To resolve these questions, a number of procedures, tests and consultations may be used.
- A thorough examination of the patient’s medical history right from childhood.
- Examination of the patient’s immediate family’s medical history.
- Blood and bodily fluids test to determine the presence of infections or genetic variations that can be associated with seizures.
- Electroencephalogram or EEG to determine and monitor any abnormalities in your brain waves
- Magnetic Resonance Imaging (MRI) and Computerized Tomography (CT) scans to get a clearer picture of your brain
TYPES OF TREATMENT
Treatment of Epilepsy generally begin with anti-seizure medications and are clubbed with lifestyle and environmental changes better suited to manage your type of seizures. If medications fail to provide relief, surgery and therapy may be used.
Medication
Epilepsy medication needs to be chosen with care and in careful accordance with the specific type/s of seizures experienced by the patient.
In most cases, a single type of anti-seizure medication is sufficient and the patient can become seizure-free. However, patients with complex or pre-existing conditions may not become seizure-free so easily and need to take a combination of drugs in order to decrease the frequency and intensity of their seizures.
Discontinuing or switching medications without consulting the doctor, or failing to follow the prescribed medication patterns can cause severe harm and damage. So extreme care and caution is recommended.

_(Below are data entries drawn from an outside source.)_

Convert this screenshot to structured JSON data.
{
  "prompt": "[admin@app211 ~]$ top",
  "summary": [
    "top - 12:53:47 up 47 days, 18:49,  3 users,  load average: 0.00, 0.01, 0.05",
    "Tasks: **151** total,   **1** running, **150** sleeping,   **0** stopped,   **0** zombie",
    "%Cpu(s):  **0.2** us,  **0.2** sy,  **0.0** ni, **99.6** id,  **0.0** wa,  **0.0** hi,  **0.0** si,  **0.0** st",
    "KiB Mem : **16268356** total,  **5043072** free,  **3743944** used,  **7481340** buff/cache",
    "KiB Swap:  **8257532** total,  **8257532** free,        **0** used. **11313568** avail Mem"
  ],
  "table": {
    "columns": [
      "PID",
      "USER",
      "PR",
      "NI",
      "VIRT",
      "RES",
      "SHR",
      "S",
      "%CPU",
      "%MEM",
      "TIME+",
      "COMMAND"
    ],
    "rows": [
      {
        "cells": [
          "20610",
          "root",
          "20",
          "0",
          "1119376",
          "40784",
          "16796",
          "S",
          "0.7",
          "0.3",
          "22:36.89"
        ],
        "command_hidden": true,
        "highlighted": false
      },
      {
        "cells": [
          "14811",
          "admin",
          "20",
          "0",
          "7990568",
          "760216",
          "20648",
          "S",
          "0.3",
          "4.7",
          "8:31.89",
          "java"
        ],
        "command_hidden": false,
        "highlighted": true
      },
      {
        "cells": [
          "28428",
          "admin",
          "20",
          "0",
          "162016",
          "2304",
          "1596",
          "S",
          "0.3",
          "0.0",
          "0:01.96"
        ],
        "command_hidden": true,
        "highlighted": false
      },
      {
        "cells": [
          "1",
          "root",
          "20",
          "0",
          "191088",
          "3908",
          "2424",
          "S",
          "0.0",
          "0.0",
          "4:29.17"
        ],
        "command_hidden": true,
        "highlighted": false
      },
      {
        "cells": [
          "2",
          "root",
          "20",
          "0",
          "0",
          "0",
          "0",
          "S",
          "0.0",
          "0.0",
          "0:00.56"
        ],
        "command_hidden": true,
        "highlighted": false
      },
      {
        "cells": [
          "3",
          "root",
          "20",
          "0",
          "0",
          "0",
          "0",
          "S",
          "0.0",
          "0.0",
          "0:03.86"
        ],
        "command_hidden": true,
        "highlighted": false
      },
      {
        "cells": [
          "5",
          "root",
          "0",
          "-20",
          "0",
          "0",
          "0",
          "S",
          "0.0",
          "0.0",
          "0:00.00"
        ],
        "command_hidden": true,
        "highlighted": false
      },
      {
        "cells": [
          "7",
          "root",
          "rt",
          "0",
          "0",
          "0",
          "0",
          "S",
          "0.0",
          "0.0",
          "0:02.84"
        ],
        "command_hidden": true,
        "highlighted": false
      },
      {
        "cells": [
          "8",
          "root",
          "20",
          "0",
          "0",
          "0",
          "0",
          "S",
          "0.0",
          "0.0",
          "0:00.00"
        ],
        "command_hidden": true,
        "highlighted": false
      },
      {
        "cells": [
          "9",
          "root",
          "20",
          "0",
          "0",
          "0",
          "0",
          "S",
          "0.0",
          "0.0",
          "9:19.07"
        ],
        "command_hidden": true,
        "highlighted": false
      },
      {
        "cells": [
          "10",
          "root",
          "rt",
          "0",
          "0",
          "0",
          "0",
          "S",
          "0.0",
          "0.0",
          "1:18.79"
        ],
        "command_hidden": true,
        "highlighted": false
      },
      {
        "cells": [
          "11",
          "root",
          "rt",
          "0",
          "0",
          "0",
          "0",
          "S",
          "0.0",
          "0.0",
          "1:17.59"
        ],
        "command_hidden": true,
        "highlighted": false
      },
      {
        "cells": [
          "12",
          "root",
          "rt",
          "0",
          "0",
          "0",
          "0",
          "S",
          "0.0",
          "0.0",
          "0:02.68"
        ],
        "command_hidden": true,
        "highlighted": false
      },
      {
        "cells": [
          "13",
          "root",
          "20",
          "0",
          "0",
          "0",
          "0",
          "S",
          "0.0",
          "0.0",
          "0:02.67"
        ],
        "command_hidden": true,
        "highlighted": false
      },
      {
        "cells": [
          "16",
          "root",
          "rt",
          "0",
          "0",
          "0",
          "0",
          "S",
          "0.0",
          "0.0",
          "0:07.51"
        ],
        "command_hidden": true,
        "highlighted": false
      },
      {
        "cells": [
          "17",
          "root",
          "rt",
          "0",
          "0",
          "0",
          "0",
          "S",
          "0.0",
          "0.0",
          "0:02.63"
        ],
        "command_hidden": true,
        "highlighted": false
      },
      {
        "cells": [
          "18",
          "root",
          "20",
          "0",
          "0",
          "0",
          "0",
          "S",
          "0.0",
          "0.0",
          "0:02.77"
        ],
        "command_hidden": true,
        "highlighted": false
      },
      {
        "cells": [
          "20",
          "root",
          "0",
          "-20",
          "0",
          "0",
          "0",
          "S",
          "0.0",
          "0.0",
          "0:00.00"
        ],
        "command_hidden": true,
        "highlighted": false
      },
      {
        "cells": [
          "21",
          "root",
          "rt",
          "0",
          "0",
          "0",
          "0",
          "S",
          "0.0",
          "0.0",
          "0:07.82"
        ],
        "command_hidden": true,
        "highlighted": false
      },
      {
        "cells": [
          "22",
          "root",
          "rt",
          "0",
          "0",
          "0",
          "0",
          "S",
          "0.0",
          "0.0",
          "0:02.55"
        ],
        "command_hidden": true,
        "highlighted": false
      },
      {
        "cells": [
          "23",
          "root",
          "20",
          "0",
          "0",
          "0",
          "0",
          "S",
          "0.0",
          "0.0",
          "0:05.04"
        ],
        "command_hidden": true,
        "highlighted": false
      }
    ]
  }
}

Anti-seizure medications may have some side effects ranging from mild to severe. These include:
- Fatigue
- Dizziness
- Weight gain
- Speech and coordination problems
- mild to severe skin rashes
- Problems with memory
- Depression
- Suicidal thoughts
- Inflamations in certain organs like liver and kidney
Surgery
Surgery is considered usually when anti-seizure medications fail to provide relief or control over seizures. The area of the brain that Epilepsy is originating from is removed with surgery.

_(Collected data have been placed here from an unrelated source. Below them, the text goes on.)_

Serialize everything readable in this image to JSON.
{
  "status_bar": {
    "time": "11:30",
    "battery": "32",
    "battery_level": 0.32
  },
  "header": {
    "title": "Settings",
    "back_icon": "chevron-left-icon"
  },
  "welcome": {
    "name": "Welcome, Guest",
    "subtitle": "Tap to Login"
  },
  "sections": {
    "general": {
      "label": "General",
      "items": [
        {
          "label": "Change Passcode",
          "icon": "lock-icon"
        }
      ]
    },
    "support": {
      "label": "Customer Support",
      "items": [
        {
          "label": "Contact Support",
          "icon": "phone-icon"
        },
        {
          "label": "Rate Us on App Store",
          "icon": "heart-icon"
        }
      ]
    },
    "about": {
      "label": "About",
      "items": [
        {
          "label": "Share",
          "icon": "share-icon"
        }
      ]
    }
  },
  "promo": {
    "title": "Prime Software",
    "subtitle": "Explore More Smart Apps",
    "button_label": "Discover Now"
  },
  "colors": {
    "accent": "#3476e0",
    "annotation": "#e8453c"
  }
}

Surgery is a complicated and expensive process, and can sometimes lead to further complications like permanent damage in the surrounding brain areas. It is only considered an option when:
a) The seizure is originating from a small and well-defined part of the brain
b) That particular area of the brain doesn’t interfere with or affect any vital brain functions such as memory, speech, vision, hearing or motor functions.
Alternative Therapies
Many alternative therapies are being attempted in recent times apart from and along with medications. These come with fewer side-effects, but if the condition persists medication and/or surgery may still be necessary.

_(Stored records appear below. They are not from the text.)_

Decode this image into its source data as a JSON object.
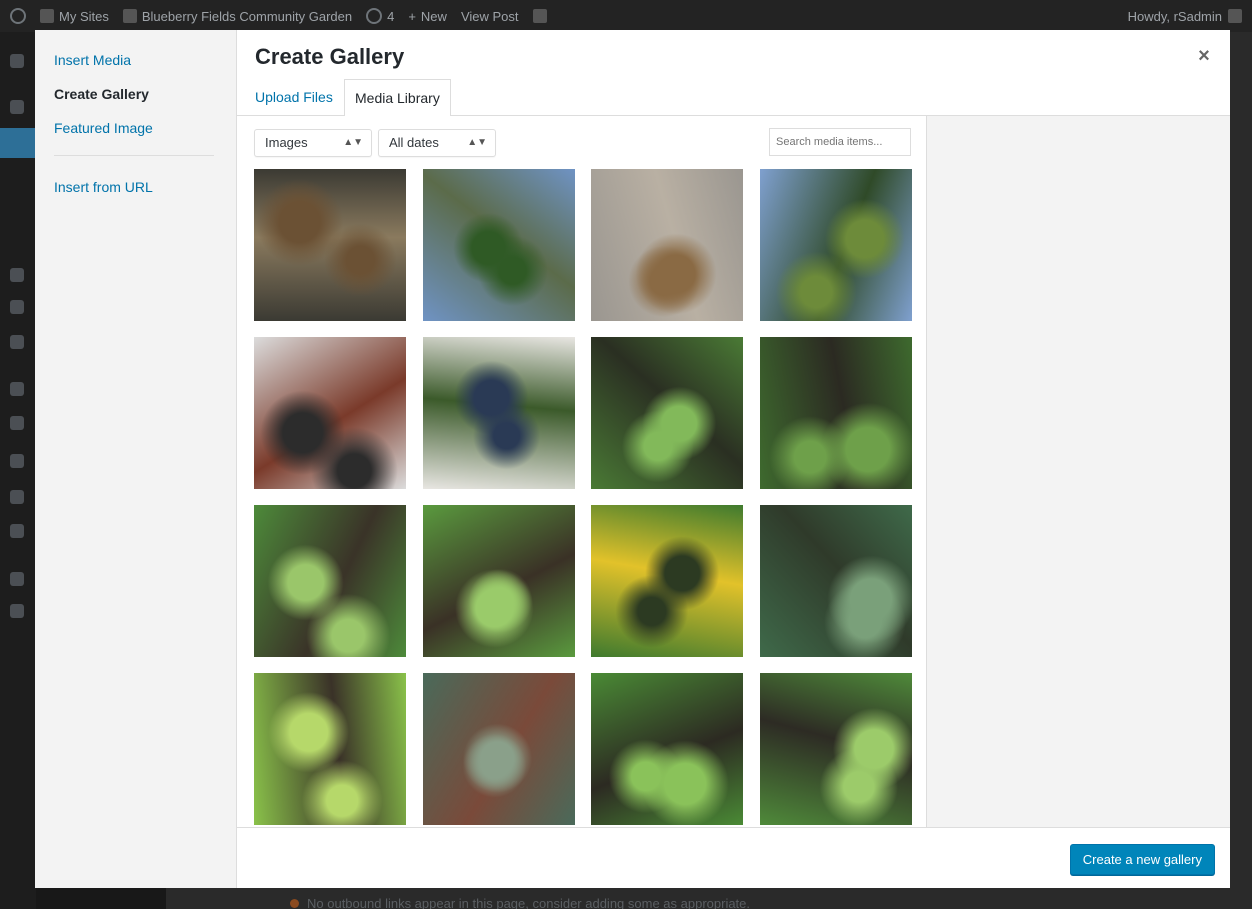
{
  "admin_bar": {
    "items": [
      {
        "label": "My Sites",
        "icon": "my-sites-icon"
      },
      {
        "label": "Blueberry Fields Community Garden",
        "icon": "home-icon"
      },
      {
        "label": "4",
        "icon": "updates-icon"
      },
      {
        "label": "New",
        "icon": "plus-icon"
      },
      {
        "label": "View Post",
        "icon": ""
      }
    ],
    "greeting": "Howdy, rSadmin"
  },
  "background_notice": "No outbound links appear in this page, consider adding some as appropriate.",
  "modal": {
    "title": "Create Gallery",
    "close_icon": "×",
    "menu": {
      "items": [
        {
          "label": "Insert Media",
          "active": false
        },
        {
          "label": "Create Gallery",
          "active": true
        },
        {
          "label": "Featured Image",
          "active": false
        }
      ],
      "after_separator": [
        {
          "label": "Insert from URL",
          "active": false
        }
      ]
    },
    "tabs": [
      {
        "label": "Upload Files",
        "active": false
      },
      {
        "label": "Media Library",
        "active": true
      }
    ],
    "filters": {
      "type": "Images",
      "date": "All dates",
      "search_placeholder": "Search media items..."
    },
    "footer": {
      "primary_button": "Create a new gallery"
    },
    "media_items": [
      {
        "subject": "raised bed with basket of potatoes",
        "colors": [
          "#3b3a33",
          "#8a7a5e",
          "#6b5134"
        ]
      },
      {
        "subject": "garden beds under blue sky",
        "colors": [
          "#6f93c4",
          "#5b6b4a",
          "#2f5a25"
        ]
      },
      {
        "subject": "box of potatoes on pavement",
        "colors": [
          "#9a9690",
          "#b9b0a3",
          "#8a6a44"
        ]
      },
      {
        "subject": "treeline and field",
        "colors": [
          "#7fa0cf",
          "#2f4a28",
          "#6d8b3a"
        ]
      },
      {
        "subject": "people beside garden sign",
        "colors": [
          "#dcdcdc",
          "#7a3a2a",
          "#2c2c2c"
        ]
      },
      {
        "subject": "group under Blueberry Fields arch",
        "colors": [
          "#e8e6e2",
          "#3b5a2a",
          "#2a3a55"
        ]
      },
      {
        "subject": "young lettuce seedlings",
        "colors": [
          "#4a7a35",
          "#2a2f22",
          "#82b95a"
        ]
      },
      {
        "subject": "tomato seedlings in soil",
        "colors": [
          "#3e6a2e",
          "#2b2a22",
          "#6ea04a"
        ]
      },
      {
        "subject": "zucchini stems close-up",
        "colors": [
          "#4d8a3a",
          "#3a3328",
          "#9ac66a"
        ]
      },
      {
        "subject": "lettuce rows",
        "colors": [
          "#5a9a3e",
          "#3a3126",
          "#9acb6a"
        ]
      },
      {
        "subject": "squash blossom",
        "colors": [
          "#3f7a2e",
          "#e2c22a",
          "#2c3a22"
        ]
      },
      {
        "subject": "kale rows",
        "colors": [
          "#3f6a4a",
          "#2f3a2a",
          "#7aa07a"
        ]
      },
      {
        "subject": "leaf lettuce clumps",
        "colors": [
          "#8ac24a",
          "#3a3228",
          "#b6d86a"
        ]
      },
      {
        "subject": "onion greens",
        "colors": [
          "#4a6a5a",
          "#7a4a3a",
          "#8aa08a"
        ]
      },
      {
        "subject": "pepper plant",
        "colors": [
          "#4a8a35",
          "#2c2a22",
          "#8ac25a"
        ]
      },
      {
        "subject": "pepper seedling",
        "colors": [
          "#4f8a3a",
          "#2d2b24",
          "#9ccb6a"
        ]
      }
    ]
  }
}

Vagus nerve stimulation: In this therapy, a stimulator, similar to a heart pacemaker, is implanted under the patient’s skin and the device is attached to the vagus nerve in the neck by wires. These devices send bursts of energy to your brain through the vagus nerve and have been found to reduce seizures by 20-40% in patients.
Ketogenic diet: This is a type of diet that is high on fats and low on carbohydrates in which the body is trained to break down fats instead of carbohydrates for its daily energy needs. The ketogenic diet has been found to reduce seizures in some patients, especially children.
But the ketogenic diet should not be attempted without consultation and express prescription of your doctor since it is a difficult one for your body to adjust with. A wrongly implemented ketogenic diet can cause dehydration, constipation, nutritional deficiencies and uric acid build up in the blood which can lead to kidney stones. Hence It should only be attempted under the strict supervision of your doctor.